3 Comments

  1. Emily P.

    Thanks for the links!

    Here in Portland, the supermarkets will be charging customers 5 cents per paper bag, starting on January 1st, and plastic bags will no longer be offered at the cash register. This is a step in the right direction.

  2. sergneri

    I wrote to Califia farms complaining about the plastic bottles they ship their almond milk and received a reply:
    Dec 31, 10:17 AM PST
    Hi,

    Thanks for contacting Califia! At the moment we do not have a program for consumers to send back our bottles/cartons. How our packaging contributes to the global waste and plastic crisis is one of our top concerns. Guiding people to make better, plant-based food choices is our first priority but packaging choices involve considerable tradeoffs. Paperboard based cartons do have a slightly lower carbon footprint than plastic and made mostly of paper from FSC certified responsibly managed forests though they also include thin layers of plastic and aluminum that makes them more difficult to recycle than pure plastic products. 60% of US households have access to carton recycling while 94% have access to PET (plastic #1).

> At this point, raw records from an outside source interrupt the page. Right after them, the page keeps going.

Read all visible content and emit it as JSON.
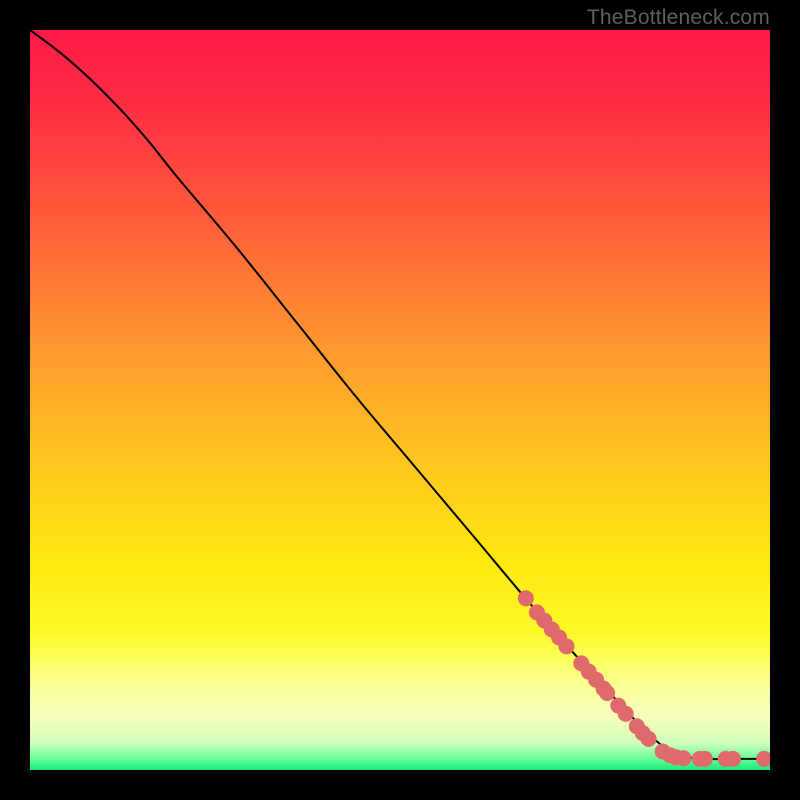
{
  "attribution": "TheBottleneck.com",
  "gradient_stops": [
    {
      "offset": 0,
      "color": "#ff1a48"
    },
    {
      "offset": 0.1,
      "color": "#ff2d44"
    },
    {
      "offset": 0.25,
      "color": "#ff5a3a"
    },
    {
      "offset": 0.42,
      "color": "#ff9530"
    },
    {
      "offset": 0.58,
      "color": "#ffc51f"
    },
    {
      "offset": 0.72,
      "color": "#ffe80f"
    },
    {
      "offset": 0.85,
      "color": "#fdff30"
    },
    {
      "offset": 0.93,
      "color": "#f1ffa0"
    },
    {
      "offset": 0.965,
      "color": "#c8ffb8"
    },
    {
      "offset": 0.985,
      "color": "#66ff99"
    },
    {
      "offset": 1.0,
      "color": "#1be879"
    }
  ],
  "pale_band": {
    "top_pct": 81,
    "bottom_pct": 97.2
  },
  "chart_data": {
    "type": "line",
    "title": "",
    "xlabel": "",
    "ylabel": "",
    "xlim": [
      0,
      100
    ],
    "ylim": [
      0,
      100
    ],
    "series": [
      {
        "name": "curve",
        "x": [
          0,
          4,
          8,
          12,
          16,
          20,
          28,
          36,
          44,
          52,
          60,
          68,
          76,
          84,
          88,
          92,
          96,
          100
        ],
        "y": [
          100,
          97,
          93.5,
          89.5,
          85,
          80,
          70.5,
          60.5,
          50.5,
          41,
          31.5,
          22,
          13,
          4.5,
          2,
          1.5,
          1.5,
          1.5
        ]
      }
    ],
    "markers": {
      "name": "dots",
      "color": "#e0696b",
      "r": 8,
      "x": [
        67,
        68.5,
        69.5,
        70.5,
        71.5,
        72.5,
        74.5,
        75.5,
        76.5,
        77.5,
        78,
        79.5,
        80.5,
        82,
        82.8,
        83.6,
        85.5,
        86.5,
        87.3,
        88.3,
        90.5,
        91.2,
        94,
        95,
        99.2
      ],
      "y": [
        23.2,
        21.3,
        20.2,
        19.0,
        17.9,
        16.7,
        14.4,
        13.3,
        12.2,
        11.0,
        10.4,
        8.7,
        7.6,
        5.9,
        5.0,
        4.2,
        2.5,
        2.0,
        1.7,
        1.6,
        1.5,
        1.5,
        1.5,
        1.5,
        1.5
      ]
    }
  }
}
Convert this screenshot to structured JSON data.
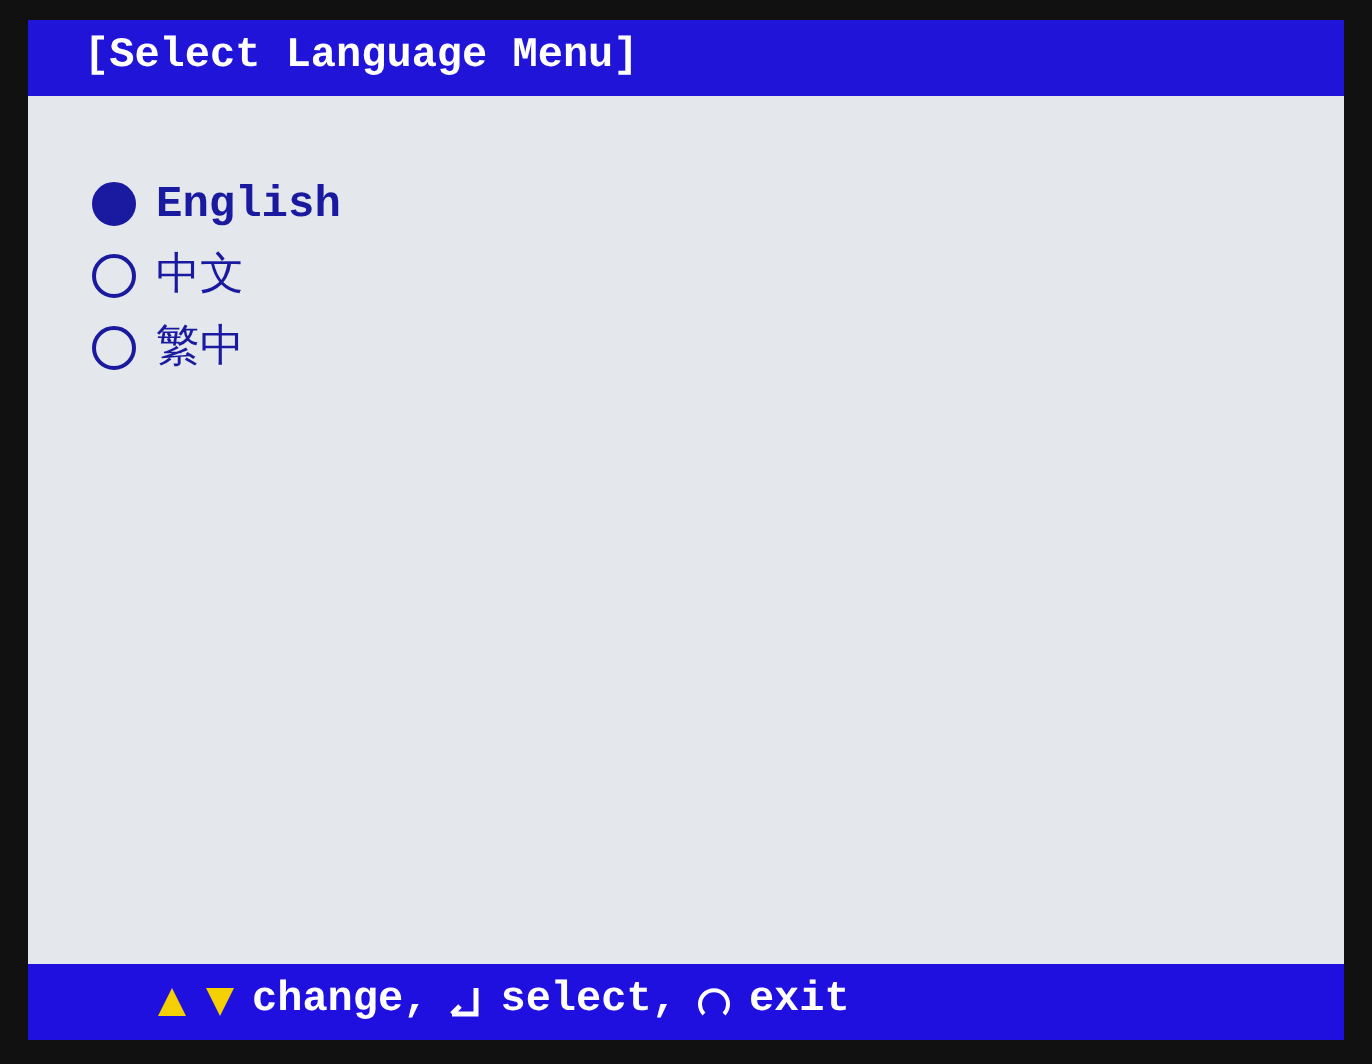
{
  "title": "[Select Language Menu]",
  "options": [
    {
      "label": "English",
      "selected": true
    },
    {
      "label": "中文",
      "selected": false
    },
    {
      "label": "繁中",
      "selected": false
    }
  ],
  "footer": [
    {
      "kind": "arrows",
      "label": "change,"
    },
    {
      "kind": "enter",
      "label": "select,"
    },
    {
      "kind": "back",
      "label": "exit"
    }
  ]
}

    We also use glass for a small selection of our cold brews. Glass is a very recyclable material but inefficient to ship due to its weight and fragility. Putting our Plantmilks in glass would put them in a price range that most people could not afford.

    China Situation

    In 2018 China implemented strict contamination rules for imported recyclable materials that effectively stopped all shipments there. The impact to US recycling programs varies by location and while other countries are beginning to pick up the imports that China has cut, some communities are facing tough decisions about the future of their programs. The shift is also forcing recyclers in the US to figure out how to improve the quality of their recycled materials. In the short term, the result is less material being recycled but long term it will hopefully spur investment in systems that yield higher quality (and less polluting) recyclable materials. Chinese recyclers have already announced some new investments in US plants. Displaced Chinese processors have already announced plans to open new facilities in the US though that of course takes time.

    Now What? (post China, post Oceans)

    The question of course remains, what should consumers and companies do at this time to improve their waste + packing footprints? For us, the clear opportunity is to help incentivize recycling by buying and using recycled materials. How materials are used will always vary by program and location but in broad strokes this is the best we can currently do to close the loop on the waste cycle. The benefits of using recycled PET (rPET) became even clearer after finishing a life cycle assessment of our product last year revealed it could help shave off 10% of our Almondmilk’s carbon footprint. We have not yet released a timeline and commitment on rPET as we are still assessing the implications and requirements to make the switch, however, we are confident we will be able to make a plan public before the end of the year.

    The other thing we all need to do is help increase the recycling rates in the US! US recycling rates have always been disappointingly low. Consumer education is important, which is why we started adding perforations to our labels and artwork to encourage people to unzip and tear off the label before recycling (removing the label improves sorting at most recycling facilities and the end value of the material). Lawmakers should also know that citizens think local recycling programs are a good use of tax dollars.

    We hope this is informative to your purchasing decisions and just remember, keep it plant based! Packaging is full of difficult tradeoffs but we firmly believe the drawbacks pale in comparison to the environmental benefits of substituting meat and dairy for plant based alternatives.

    We greatly appreciate consumers’ feedback and keep all of it in mind as we continually look for more ways to do right by our planet. Please let us know if you have any other questions, and happy holidays! ⭐

    Cheers,

    Kelly
    Califia Farms | Consumer Care | http://www.califiafarms.com

    • Emily P.

      What a thoughtfully written response from Califia! It’s heartening to know that they are already considering some good ideas on reducing their carbon footprint. I like their plant-based milks very much (I’ve been vegan for over 13 years!) and I keep one Califia bottle around to use as a vase for long-stemmed flowers. The others, I’ve put into the recycling bin.